Вот только столь грубое вмешательство в местную политику сразу обозначило русичей как сторонников малочисленных и всеми нелюбимых ирокезов, настроив против колонистов всех окрестных алгонкинов и абенаков, которые уже готовили между собой союз, направленный на вытеснение ирокезов с Большой реки. Именно благодаря этому союзу Шамплен в начале семнадцатого века и не встретил на берегах Святого Лаврентия ни одного ирокеза, а французы сделали ставку на дружбу с алгонкинами. Вот только алгонкины сами выбрали свою судьбу, напав на Барбашинск. Не ответить на подобный вызов было просто нельзя, да и охотничья территория одного из уничтоженных родов представляла собой достаточно лакомый кусок для колонистов. Ведь он широким рукавом врезался между ирокезскими землями Стадаконны и Хочелаги, выходя к берегам реки Святого Лаврентия у места впадения в неё реки Метаберутен. И раз род, проживавший в этих местах, уничтожен, то почему бы русичам и не занять эти территории для себя?
Вот только племя Бобра, куда входил род Окуня, имело на этот счёт совсем иное мнение. Их сахем так и заявил, что если даже род и уничтожен, то их родовые земли должны были достаться людям племени, а не наглым пришельцам из-за Большой воды. И хоть сориться с аборигенами русичам не хотелось, но и отдавать выгодные владения не хотелось ещё больше. Так что, когда по лету из Руси прибыл очередной конвой, колония уже находилась в состоянии перманентной войны с алгонкинским племенем и их союзниками. Причём война эта представляла из себя в основном многочисленные набеги на одиночные отряды и поселения. И поначалу русские понесли в этой войне чересчур не оправданные потери, что было связанно в основном с незнанием местных обычаев. Но недаром их союзниками были воинственные ирокезы! Племя, окружённое со всех сторон врагами, умело воевать, ведь по-иному им было бы просто не выжить. С одобрения военного вождя Доннаконы молодой воин Канассатего с товарищами лично приходил в городок учить русичей индейским ухваткам, и наука его последним впрок пошла, так что спустя некоторое время алгонкины на собственной шкуре почувствовали возросшее мастерство русских егерей.

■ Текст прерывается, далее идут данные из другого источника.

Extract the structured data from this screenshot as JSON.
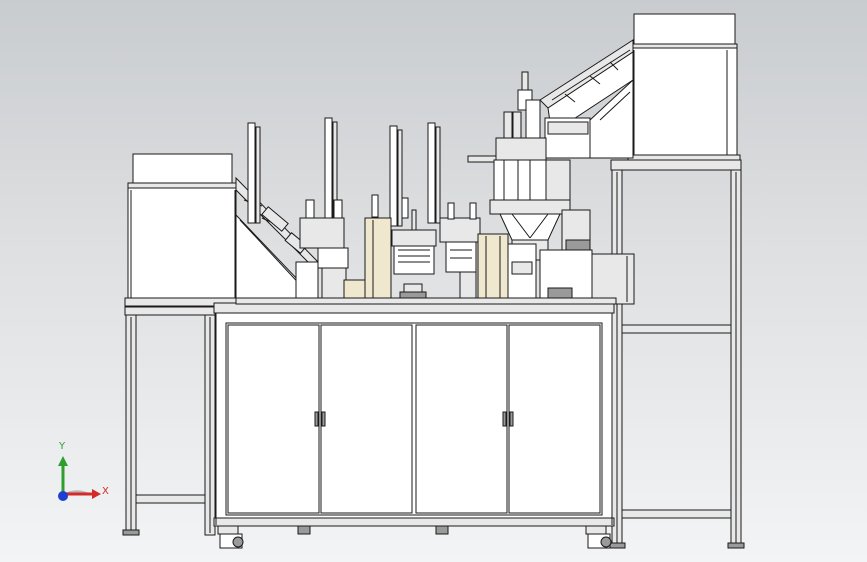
{
  "viewport": {
    "background_top": "#c9cccf",
    "background_bottom": "#f3f4f5",
    "line_color": "#1a1a1a",
    "panel_fill": "#ffffff",
    "part_fill": "#e8e8e8",
    "highlight_fill": "#efe8cf",
    "dark_fill": "#9a9a9a"
  },
  "triad": {
    "y_label": "Y",
    "x_label": "X",
    "y_color": "#2e9e2e",
    "x_color": "#d42a2a",
    "z_color": "#1f3fd0"
  }
}
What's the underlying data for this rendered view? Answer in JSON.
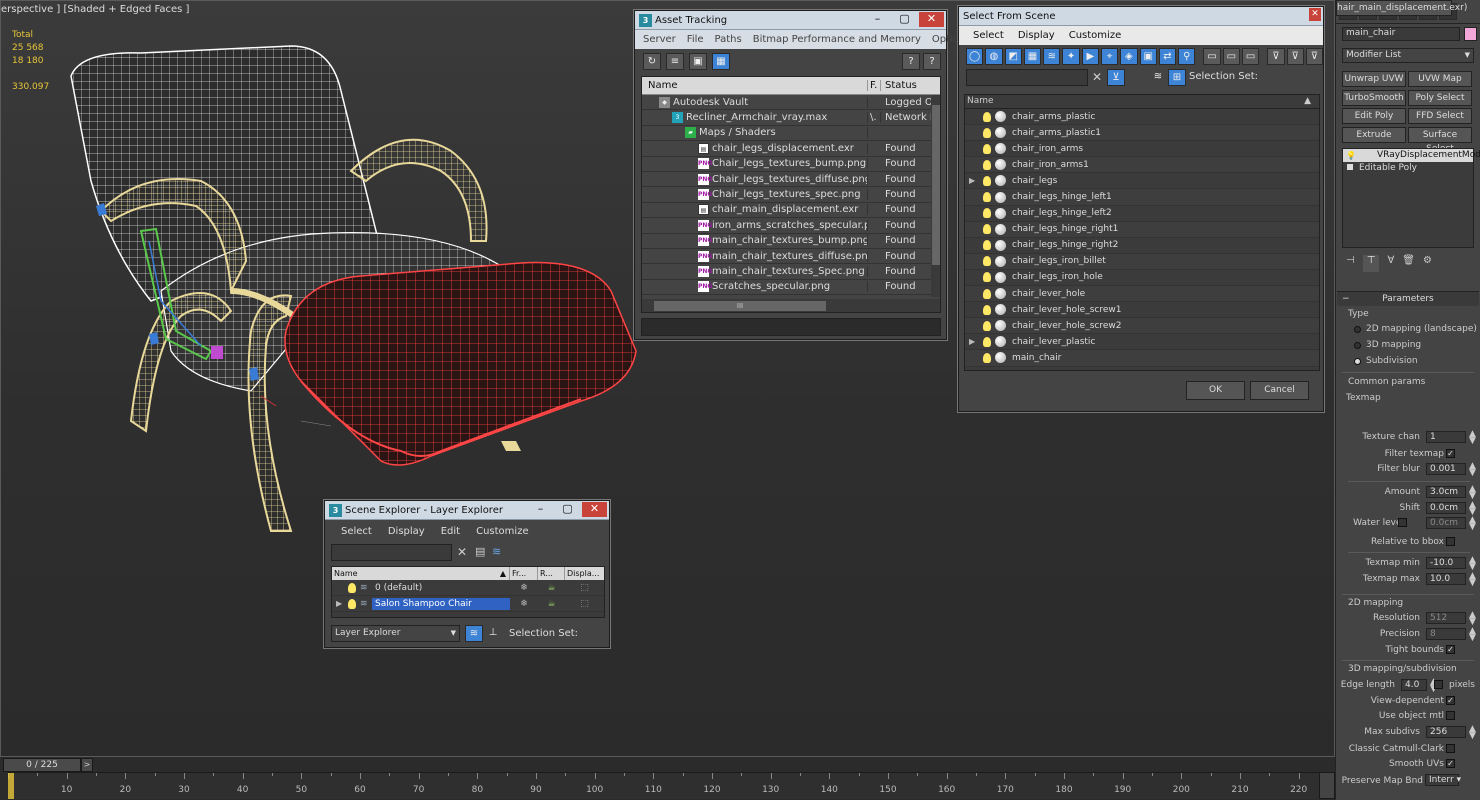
{
  "viewport": {
    "label": "erspective ] [Shaded + Edged Faces ]",
    "stats": {
      "total_label": "Total",
      "polys": "25 568",
      "verts": "18 180",
      "fps": "330.097"
    },
    "colors": {
      "wire_white": "#ffffff",
      "wire_yellow": "#e8d89a",
      "wire_red": "#ff4040",
      "wire_green": "#59c84a",
      "wire_blue": "#3a7bd5"
    }
  },
  "timeline": {
    "frame_display": "0 / 225",
    "next_label": ">",
    "ticks": [
      "10",
      "20",
      "30",
      "40",
      "50",
      "60",
      "70",
      "80",
      "90",
      "100",
      "110",
      "120",
      "130",
      "140",
      "150",
      "160",
      "170",
      "180",
      "190",
      "200",
      "210",
      "220"
    ]
  },
  "asset_tracking": {
    "title": "Asset Tracking",
    "menu": [
      "Server",
      "File",
      "Paths",
      "Bitmap Performance and Memory",
      "Options"
    ],
    "toolbar_icons": [
      "refresh-icon",
      "list-icon",
      "thumbnail-icon",
      "table-icon"
    ],
    "columns": {
      "name": "Name",
      "f": "F.",
      "status": "Status"
    },
    "rows": [
      {
        "name": "Autodesk Vault",
        "f": "",
        "status": "Logged O",
        "icon": "vault-icon",
        "indent": 1
      },
      {
        "name": "Recliner_Armchair_vray.max",
        "f": "\\.",
        "status": "Network P",
        "icon": "max-file-icon",
        "indent": 2
      },
      {
        "name": "Maps / Shaders",
        "f": "",
        "status": "",
        "icon": "maps-icon",
        "indent": 3
      },
      {
        "name": "chair_legs_displacement.exr",
        "f": "",
        "status": "Found",
        "icon": "exr-file-icon",
        "indent": 4
      },
      {
        "name": "Chair_legs_textures_bump.png",
        "f": "",
        "status": "Found",
        "icon": "png-file-icon",
        "indent": 4
      },
      {
        "name": "Chair_legs_textures_diffuse.png",
        "f": "",
        "status": "Found",
        "icon": "png-file-icon",
        "indent": 4
      },
      {
        "name": "Chair_legs_textures_spec.png",
        "f": "",
        "status": "Found",
        "icon": "png-file-icon",
        "indent": 4
      },
      {
        "name": "chair_main_displacement.exr",
        "f": "",
        "status": "Found",
        "icon": "exr-file-icon",
        "indent": 4
      },
      {
        "name": "iron_arms_scratches_specular.png",
        "f": "",
        "status": "Found",
        "icon": "png-file-icon",
        "indent": 4
      },
      {
        "name": "main_chair_textures_bump.png",
        "f": "",
        "status": "Found",
        "icon": "png-file-icon",
        "indent": 4
      },
      {
        "name": "main_chair_textures_diffuse.png",
        "f": "",
        "status": "Found",
        "icon": "png-file-icon",
        "indent": 4
      },
      {
        "name": "main_chair_textures_Spec.png",
        "f": "",
        "status": "Found",
        "icon": "png-file-icon",
        "indent": 4
      },
      {
        "name": "Scratches_specular.png",
        "f": "",
        "status": "Found",
        "icon": "png-file-icon",
        "indent": 4
      }
    ],
    "scroll_thumb_label": "III"
  },
  "select_from_scene": {
    "title": "Select From Scene",
    "menu": [
      "Select",
      "Display",
      "Customize"
    ],
    "selection_set_label": "Selection Set:",
    "column_name": "Name",
    "items": [
      {
        "name": "chair_arms_plastic",
        "expand": false
      },
      {
        "name": "chair_arms_plastic1",
        "expand": false
      },
      {
        "name": "chair_iron_arms",
        "expand": false
      },
      {
        "name": "chair_iron_arms1",
        "expand": false
      },
      {
        "name": "chair_legs",
        "expand": true
      },
      {
        "name": "chair_legs_hinge_left1",
        "expand": false
      },
      {
        "name": "chair_legs_hinge_left2",
        "expand": false
      },
      {
        "name": "chair_legs_hinge_right1",
        "expand": false
      },
      {
        "name": "chair_legs_hinge_right2",
        "expand": false
      },
      {
        "name": "chair_legs_iron_billet",
        "expand": false
      },
      {
        "name": "chair_legs_iron_hole",
        "expand": false
      },
      {
        "name": "chair_lever_hole",
        "expand": false
      },
      {
        "name": "chair_lever_hole_screw1",
        "expand": false
      },
      {
        "name": "chair_lever_hole_screw2",
        "expand": false
      },
      {
        "name": "chair_lever_plastic",
        "expand": true
      },
      {
        "name": "main_chair",
        "expand": false
      }
    ],
    "ok_label": "OK",
    "cancel_label": "Cancel"
  },
  "scene_explorer": {
    "title": "Scene Explorer - Layer Explorer",
    "menu": [
      "Select",
      "Display",
      "Edit",
      "Customize"
    ],
    "columns": {
      "name": "Name",
      "freeze": "Fr...",
      "render": "R...",
      "display": "Displa..."
    },
    "layers": [
      {
        "name": "0 (default)",
        "selected": false
      },
      {
        "name": "Salon Shampoo Chair",
        "selected": true
      }
    ],
    "explorer_dropdown": "Layer Explorer",
    "selection_set_label": "Selection Set:"
  },
  "command_panel": {
    "object_name": "main_chair",
    "object_color": "#f3a6d8",
    "modifier_list_label": "Modifier List",
    "modifier_buttons": [
      [
        "Unwrap UVW",
        "UVW Map"
      ],
      [
        "TurboSmooth",
        "Poly Select"
      ],
      [
        "Edit Poly",
        "FFD Select"
      ],
      [
        "Extrude",
        "Surface Select"
      ]
    ],
    "stack": [
      "VRayDisplacementMod",
      "Editable Poly"
    ],
    "parameters": {
      "rollout_title": "Parameters",
      "type_label": "Type",
      "type_options": [
        "2D mapping (landscape)",
        "3D mapping",
        "Subdivision"
      ],
      "selected_type": "Subdivision",
      "common_params_label": "Common params",
      "texmap_label": "Texmap",
      "texmap_value": "hair_main_displacement.exr)",
      "texture_chan_label": "Texture chan",
      "texture_chan_value": "1",
      "filter_texmap_label": "Filter texmap",
      "filter_blur_label": "Filter blur",
      "filter_blur_value": "0.001",
      "amount_label": "Amount",
      "amount_value": "3.0cm",
      "shift_label": "Shift",
      "shift_value": "0.0cm",
      "water_level_label": "Water level",
      "water_level_value": "0.0cm",
      "relative_bbox_label": "Relative to bbox",
      "texmap_min_label": "Texmap min",
      "texmap_min_value": "-10.0",
      "texmap_max_label": "Texmap max",
      "texmap_max_value": "10.0",
      "mapping2d_label": "2D mapping",
      "resolution_label": "Resolution",
      "resolution_value": "512",
      "precision_label": "Precision",
      "precision_value": "8",
      "tight_bounds_label": "Tight bounds",
      "mapping3d_label": "3D mapping/subdivision",
      "edge_length_label": "Edge length",
      "edge_length_value": "4.0",
      "pixels_label": "pixels",
      "view_dependent_label": "View-dependent",
      "use_object_mtl_label": "Use object mtl",
      "max_subdivs_label": "Max subdivs",
      "max_subdivs_value": "256",
      "classic_cc_label": "Classic Catmull-Clark",
      "smooth_uvs_label": "Smooth UVs",
      "preserve_map_label": "Preserve Map Bnd",
      "preserve_map_value": "Interr"
    }
  }
}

Однако делать ставку только на войну городская администрация вовсе не собиралась. Индейское общество не было монолитным, что давало ей пространство для широкого дипломатического манёвра. В конце концов, индейские племена не меньше нуждались в торговле, чем и приехавшие русичи. Да, мудрые вожди в шикарных головных уборах возможно и понимали, что их нагло и цинично обманывают, меняя бусы и зеркальца на землю, шкуры, мясо и ценную древесину, вот только их же собственные жены могли запросто отправить их в страну предков, если не получат свою долю блестящих побрякушек! Особенно, если в соседнем роду-племени с этим будет всё нормально. Да и ножи-топоры из неизвестного металла сородичи тоже оценили по достоинству. Так что далеко не все родовые сахемы мечтали о войне с бледнолицыми, и обмен товарами перед городскими воротами по-прежнему шёл, и шёл немалый.